Smithsonian Channel will unearth the stories of slaves who found refuge in The Great Dismal Swamp in an upcoming film as part of its Black History Month programming.
From Story House Productions and Smithsonian Channel, Escape To The Great Dismal Swamp features a team of archeologists who excavate centuries-old artifacts to provide concrete evidence that several settlements existed in the vast and impenetrable swamp that covers parts of Virginia and North Carolina
These findings, combined with animated renderings of cabins and a defensive fort, help historians imagine what life in the swamp might have looked like centuries ago. The resourceful and self-governing people lived and worked together on small islands, raising families and organizing themselves to survive.
Tens of thousands of African Americans may have lived in the Great Dismal Swamp over the centuries, surrounded by slave-holding communities hostile to their existence.

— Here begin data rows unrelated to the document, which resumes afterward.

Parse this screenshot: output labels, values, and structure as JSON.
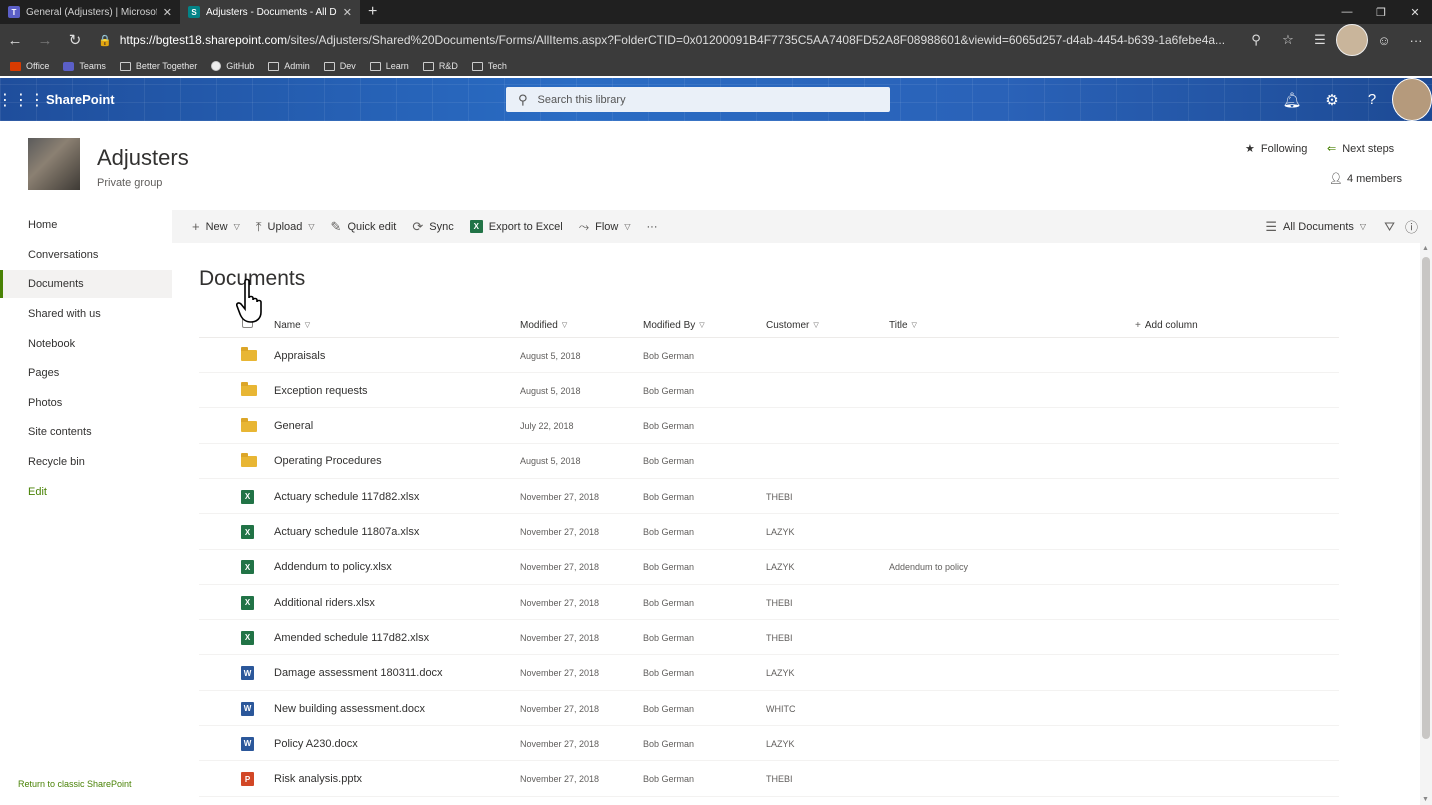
{
  "browser": {
    "tabs": [
      {
        "title": "General (Adjusters) | Microsoft Teams",
        "favicon": "teams-icon",
        "active": false
      },
      {
        "title": "Adjusters - Documents - All Documents",
        "favicon": "sharepoint-icon",
        "active": true
      }
    ],
    "url": "https://bgtest18.sharepoint.com/sites/Adjusters/Shared%20Documents/Forms/AllItems.aspx?FolderCTID=0x01200091B4F7735C5AA7408FD52A8F08988601&viewid=6065d257-d4ab-4454-b639-1a6febe4a...",
    "url_host": "https://bgtest18.sharepoint.com",
    "url_rest": "/sites/Adjusters/Shared%20Documents/Forms/AllItems.aspx?FolderCTID=0x01200091B4F7735C5AA7408FD52A8F08988601&viewid=6065d257-d4ab-4454-b639-1a6febe4a...",
    "bookmarks": [
      "Office",
      "Teams",
      "Better Together",
      "GitHub",
      "Admin",
      "Dev",
      "Learn",
      "R&D",
      "Tech"
    ]
  },
  "suite": {
    "brand": "SharePoint",
    "search_placeholder": "Search this library"
  },
  "site": {
    "title": "Adjusters",
    "subtitle": "Private group",
    "following": "Following",
    "next_steps": "Next steps",
    "members": "4 members"
  },
  "nav": {
    "items": [
      "Home",
      "Conversations",
      "Documents",
      "Shared with us",
      "Notebook",
      "Pages",
      "Photos",
      "Site contents",
      "Recycle bin"
    ],
    "edit": "Edit",
    "classic": "Return to classic SharePoint"
  },
  "commands": {
    "new": "New",
    "upload": "Upload",
    "quick_edit": "Quick edit",
    "sync": "Sync",
    "export": "Export to Excel",
    "flow": "Flow",
    "more": "···",
    "view": "All Documents"
  },
  "library": {
    "title": "Documents",
    "columns": {
      "name": "Name",
      "modified": "Modified",
      "modified_by": "Modified By",
      "customer": "Customer",
      "title": "Title",
      "add": "Add column"
    },
    "rows": [
      {
        "type": "folder",
        "name": "Appraisals",
        "modified": "August 5, 2018",
        "by": "Bob German",
        "customer": "",
        "title": ""
      },
      {
        "type": "folder",
        "name": "Exception requests",
        "modified": "August 5, 2018",
        "by": "Bob German",
        "customer": "",
        "title": ""
      },
      {
        "type": "folder",
        "name": "General",
        "modified": "July 22, 2018",
        "by": "Bob German",
        "customer": "",
        "title": ""
      },
      {
        "type": "folder",
        "name": "Operating Procedures",
        "modified": "August 5, 2018",
        "by": "Bob German",
        "customer": "",
        "title": ""
      },
      {
        "type": "xlsx",
        "name": "Actuary schedule 117d82.xlsx",
        "modified": "November 27, 2018",
        "by": "Bob German",
        "customer": "THEBI",
        "title": ""
      },
      {
        "type": "xlsx",
        "name": "Actuary schedule 11807a.xlsx",
        "modified": "November 27, 2018",
        "by": "Bob German",
        "customer": "LAZYK",
        "title": ""
      },
      {
        "type": "xlsx",
        "name": "Addendum to policy.xlsx",
        "modified": "November 27, 2018",
        "by": "Bob German",
        "customer": "LAZYK",
        "title": "Addendum to policy"
      },
      {
        "type": "xlsx",
        "name": "Additional riders.xlsx",
        "modified": "November 27, 2018",
        "by": "Bob German",
        "customer": "THEBI",
        "title": ""
      },
      {
        "type": "xlsx",
        "name": "Amended schedule 117d82.xlsx",
        "modified": "November 27, 2018",
        "by": "Bob German",
        "customer": "THEBI",
        "title": ""
      },
      {
        "type": "docx",
        "name": "Damage assessment 180311.docx",
        "modified": "November 27, 2018",
        "by": "Bob German",
        "customer": "LAZYK",
        "title": ""
      },
      {
        "type": "docx",
        "name": "New building assessment.docx",
        "modified": "November 27, 2018",
        "by": "Bob German",
        "customer": "WHITC",
        "title": ""
      },
      {
        "type": "docx",
        "name": "Policy A230.docx",
        "modified": "November 27, 2018",
        "by": "Bob German",
        "customer": "LAZYK",
        "title": ""
      },
      {
        "type": "pptx",
        "name": "Risk analysis.pptx",
        "modified": "November 27, 2018",
        "by": "Bob German",
        "customer": "THEBI",
        "title": ""
      }
    ]
  },
  "colors": {
    "accent_green": "#498205",
    "suite_blue": "#2a6cc4",
    "excel": "#217346",
    "word": "#2b579a",
    "powerpoint": "#d24726",
    "folder": "#e8b634"
  }
}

Also featured in Escape To The Great Dismal Swamp is a Dismal Swamp descendant, Eric Sheppard of Suffolk, Va., who relays stories of his ancestor Moses Grandy, and Elaine Nichols and Mary Elliott of the National Museum of African American History and Culture share their informed perspective of what the artifacts mean to a history thought to have been lost.
Escape To The Great Dismal Swamp premieres Feb. 19 at 8 p.m. ET/PT on Smithsonian Channel.